At a conference Tuesday in Bombay, India, Standard and Poor’s chief economist David Wyss said the mortgage crisis in the United States would likely deteriorate because the level of fraudulent lending to unfit borrowers was markedly higher than originally estimated.
Though recent media reports would make it appear that much of the worst is behind us, Wyss felt the current state of affairs is just the beginning of a lengthy downward spiral in both the housing market and the U.S. economy as a whole.
“The panic has subsided, but the housing market has not hit bottom yet. Housing prices won’t hit bottom until next summer and the losses won’t peak for another two years, until 2009. We are not halfway through this crisis yet,” Wyss said.
“We underestimated the extent to which fraud was occurring in the industry.
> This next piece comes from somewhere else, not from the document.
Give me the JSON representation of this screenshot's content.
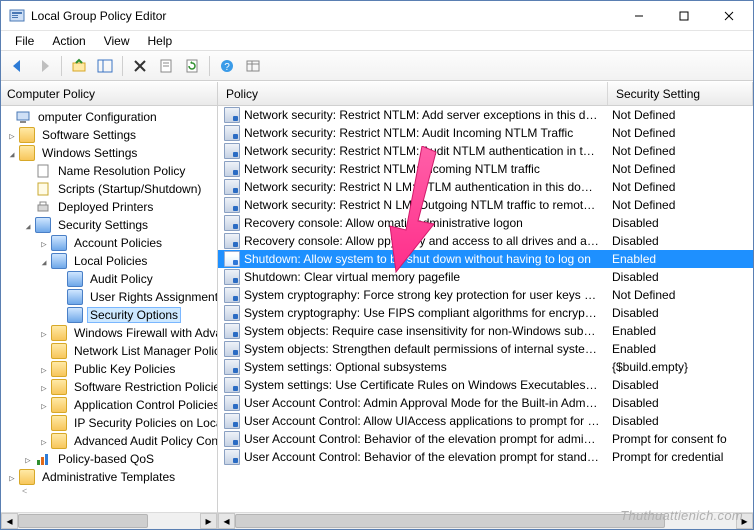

It looks [as if], based on some surveys that had been done, the extent of frauds increased sharply in 2006,” he added.
Many borrowers who were extended home loans over the past few years relied upon rising home prices to constantly refinance to lower teaser rates without the worry of actually paying down the principal on their homes (while also gaining home equity).
According to RealtyTrac, foreclosures in the United States skyrocketed by 115 percent from year-ago levels, to 243,947 in August, or one in 510 households.
Foreclosures proceedings typically begin after a borrower falls 90 days behind on their mortgage payment, though less than half typically end in a forced sale or repossession.
Wyss also cited slow growth in the U.S. economy, which grew at 2.9 percent in 2006, and is set to grow at a mere 2 percent this year and next, whereas estimated growth in the global economy is said to be 3.6 percent this year, and 3.5 percent in 2008.
On Monday, Moody’s warned that mortgage-backed bonds created in the first half of 2007 were likely to default at record levels.